Ketiga, lazim terdengar bahwa kandidat komisi negara kerap didominasi para pencari kerja (job seeker). Jabatan di komisi negara sering menjadi tempat singgah para pensiunan atau aktivis senior lembaga swadaya masyarakat. Akibatnya, menduduki jabatan di komisi negara merupakan lahan empuk meningkatkan pendapatan, bahkan tidak jarang dijadikan batu loncatan mendongkrak popularitas.
Keempat, memiliki latar belakang aktivis di organisasi atau lembaga tertentu sering menjadikan anggota Komnas HAM masih menggunakan pola pikir organisasi atau lembaga asalnya. Akibatnya, pemahaman anggota terhadap isu HAM kerap mengacu pada kepentingan organisasi atau lembaga asal anggota tersebut. Maka tak mengherankan jika Komnas HAM kerap mengalami benturan kepentingan dalam beberapa hal.
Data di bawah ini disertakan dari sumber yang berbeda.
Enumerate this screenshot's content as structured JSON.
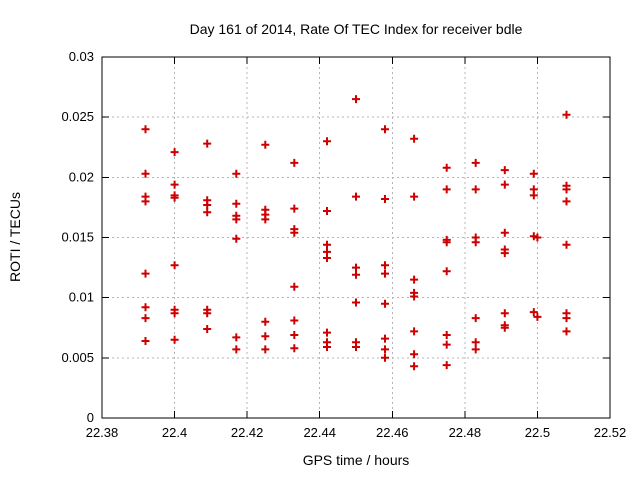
{
  "title": "Day 161 of 2014, Rate Of TEC Index for receiver bdle",
  "chart_data": {
    "type": "scatter",
    "title": "Day 161 of 2014, Rate Of TEC Index for receiver bdle",
    "xlabel": "GPS time / hours",
    "ylabel": "ROTI / TECUs",
    "xlim": [
      22.38,
      22.52
    ],
    "ylim": [
      0,
      0.03
    ],
    "xticks": [
      22.38,
      22.4,
      22.42,
      22.44,
      22.46,
      22.48,
      22.5,
      22.52
    ],
    "xtick_labels": [
      "22.38",
      "22.4",
      "22.42",
      "22.44",
      "22.46",
      "22.48",
      "22.5",
      "22.52"
    ],
    "yticks": [
      0,
      0.005,
      0.01,
      0.015,
      0.02,
      0.025,
      0.03
    ],
    "ytick_labels": [
      "0",
      "0.005",
      "0.01",
      "0.015",
      "0.02",
      "0.025",
      "0.03"
    ],
    "grid": true,
    "legend": "none",
    "marker": "plus",
    "marker_color": "#cc0000",
    "border_color": "#000000",
    "grid_color": "#b4b4b4",
    "background_color": "#ffffff",
    "series": [
      {
        "name": "ROTI",
        "points": [
          [
            22.392,
            0.024
          ],
          [
            22.392,
            0.0203
          ],
          [
            22.392,
            0.0184
          ],
          [
            22.392,
            0.018
          ],
          [
            22.392,
            0.012
          ],
          [
            22.392,
            0.0092
          ],
          [
            22.392,
            0.0083
          ],
          [
            22.392,
            0.0064
          ],
          [
            22.4,
            0.0221
          ],
          [
            22.4,
            0.0194
          ],
          [
            22.4,
            0.0185
          ],
          [
            22.4,
            0.0183
          ],
          [
            22.4,
            0.0127
          ],
          [
            22.4,
            0.009
          ],
          [
            22.4,
            0.0087
          ],
          [
            22.4,
            0.0065
          ],
          [
            22.409,
            0.0228
          ],
          [
            22.409,
            0.0181
          ],
          [
            22.409,
            0.0177
          ],
          [
            22.409,
            0.0171
          ],
          [
            22.409,
            0.009
          ],
          [
            22.409,
            0.0087
          ],
          [
            22.409,
            0.0074
          ],
          [
            22.417,
            0.0203
          ],
          [
            22.417,
            0.0178
          ],
          [
            22.417,
            0.0168
          ],
          [
            22.417,
            0.0165
          ],
          [
            22.417,
            0.0149
          ],
          [
            22.417,
            0.0067
          ],
          [
            22.417,
            0.0057
          ],
          [
            22.425,
            0.0227
          ],
          [
            22.425,
            0.0173
          ],
          [
            22.425,
            0.0169
          ],
          [
            22.425,
            0.0165
          ],
          [
            22.425,
            0.008
          ],
          [
            22.425,
            0.0068
          ],
          [
            22.425,
            0.0057
          ],
          [
            22.433,
            0.0212
          ],
          [
            22.433,
            0.0174
          ],
          [
            22.433,
            0.0157
          ],
          [
            22.433,
            0.0154
          ],
          [
            22.433,
            0.0109
          ],
          [
            22.433,
            0.0081
          ],
          [
            22.433,
            0.0069
          ],
          [
            22.433,
            0.0058
          ],
          [
            22.442,
            0.023
          ],
          [
            22.442,
            0.0172
          ],
          [
            22.442,
            0.0144
          ],
          [
            22.442,
            0.0138
          ],
          [
            22.442,
            0.0133
          ],
          [
            22.442,
            0.0071
          ],
          [
            22.442,
            0.0063
          ],
          [
            22.442,
            0.0059
          ],
          [
            22.45,
            0.0265
          ],
          [
            22.45,
            0.0184
          ],
          [
            22.45,
            0.0125
          ],
          [
            22.45,
            0.0119
          ],
          [
            22.45,
            0.0096
          ],
          [
            22.45,
            0.0063
          ],
          [
            22.45,
            0.0059
          ],
          [
            22.458,
            0.024
          ],
          [
            22.458,
            0.0182
          ],
          [
            22.458,
            0.0127
          ],
          [
            22.458,
            0.012
          ],
          [
            22.458,
            0.0095
          ],
          [
            22.458,
            0.0066
          ],
          [
            22.458,
            0.0057
          ],
          [
            22.458,
            0.005
          ],
          [
            22.466,
            0.0232
          ],
          [
            22.466,
            0.0184
          ],
          [
            22.466,
            0.0115
          ],
          [
            22.466,
            0.0104
          ],
          [
            22.466,
            0.0101
          ],
          [
            22.466,
            0.0072
          ],
          [
            22.466,
            0.0053
          ],
          [
            22.466,
            0.0043
          ],
          [
            22.475,
            0.0208
          ],
          [
            22.475,
            0.019
          ],
          [
            22.475,
            0.0148
          ],
          [
            22.475,
            0.0146
          ],
          [
            22.475,
            0.0122
          ],
          [
            22.475,
            0.0069
          ],
          [
            22.475,
            0.0061
          ],
          [
            22.475,
            0.0044
          ],
          [
            22.483,
            0.0212
          ],
          [
            22.483,
            0.019
          ],
          [
            22.483,
            0.015
          ],
          [
            22.483,
            0.0146
          ],
          [
            22.483,
            0.0083
          ],
          [
            22.483,
            0.0063
          ],
          [
            22.483,
            0.0057
          ],
          [
            22.491,
            0.0206
          ],
          [
            22.491,
            0.0194
          ],
          [
            22.491,
            0.0154
          ],
          [
            22.491,
            0.014
          ],
          [
            22.491,
            0.0137
          ],
          [
            22.491,
            0.0087
          ],
          [
            22.491,
            0.0077
          ],
          [
            22.491,
            0.0075
          ],
          [
            22.499,
            0.0203
          ],
          [
            22.499,
            0.019
          ],
          [
            22.499,
            0.0185
          ],
          [
            22.499,
            0.0151
          ],
          [
            22.5,
            0.015
          ],
          [
            22.499,
            0.0088
          ],
          [
            22.5,
            0.0084
          ],
          [
            22.508,
            0.0252
          ],
          [
            22.508,
            0.0193
          ],
          [
            22.508,
            0.019
          ],
          [
            22.508,
            0.018
          ],
          [
            22.508,
            0.0144
          ],
          [
            22.508,
            0.0087
          ],
          [
            22.508,
            0.0083
          ],
          [
            22.508,
            0.0072
          ]
        ]
      }
    ]
  }
}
Kelima, konflik internal antara anggota Komnas HAM dan Sekretariat Jenderal Komnas HAM yang tak kunjung mereda. Hal ini disebabkan minimnya pengetahuan, pengalaman, dan kapasitas anggota Komnas HAM dalam mengelola administrasi lembaga negara. Akibatnya, pelaksanaan tugas dan kewenangan anggota tak pernah berjalan mulus. Benturan administrasi dan kepentingan kerap menjadi kendala tidak optimalnya pelaksanaan tugas Komnas HAM.
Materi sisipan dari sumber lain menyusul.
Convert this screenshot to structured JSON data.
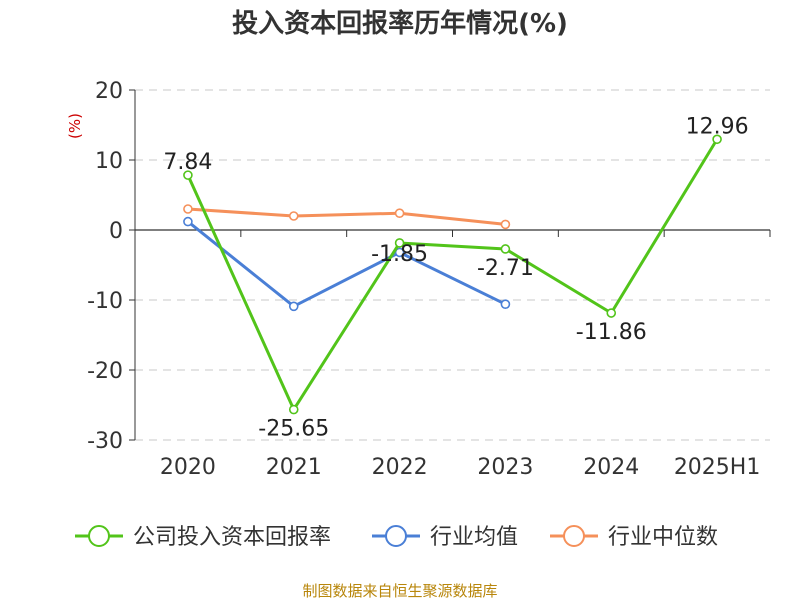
{
  "chart_data": {
    "type": "line",
    "title": "投入资本回报率历年情况(%)",
    "ylabel": "(%)",
    "categories": [
      "2020",
      "2021",
      "2022",
      "2023",
      "2024",
      "2025H1"
    ],
    "ylim": [
      -30,
      20
    ],
    "yticks": [
      20,
      10,
      0,
      -10,
      -20,
      -30
    ],
    "grid": true,
    "legend": "bottom",
    "series": [
      {
        "name": "公司投入资本回报率",
        "color": "#52c41a",
        "values": [
          7.84,
          -25.65,
          -1.85,
          -2.71,
          -11.86,
          12.96
        ],
        "labels": [
          "7.84",
          "-25.65",
          "-1.85",
          "-2.71",
          "-11.86",
          "12.96"
        ]
      },
      {
        "name": "行业均值",
        "color": "#4a7fd6",
        "values": [
          1.2,
          -10.9,
          -3.2,
          -10.6,
          null,
          null
        ]
      },
      {
        "name": "行业中位数",
        "color": "#f5905a",
        "values": [
          3.0,
          2.0,
          2.4,
          0.8,
          null,
          null
        ]
      }
    ]
  },
  "footer": {
    "source": "制图数据来自恒生聚源数据库"
  }
}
Sejumlah catatan ini menjadi poin penting tim Panitia Seleksi Anggota Komnas HAM 2017-2022 di bawah pimpinan Profesor Jimly Asshiddiqie. Tentu kita tidak ingin meneruskan Komnas HAM yang “tidak bergigi” selamanya. Terlebih, poin keempat Nawacita Presiden Joko Widodo menyatakan akan memprioritaskan perlindungan anak, perempuan, dan kelompok masyarakat termarginalkan, serta penghormatan HAM dan penyelesaian secara berkeadilan atas kasus-kasus pelanggaran HAM pada masa lalu.
Itu sebabnya, dalam pemilihan kandidat, publik perlu diberi akses seluas-luasnya guna mengawasi proses tersebut. Figur-figur yang mampu menjaga martabat Komnas HAM-lah yang harus dipilih, bukan justru figur yang menggerus lembaga ini.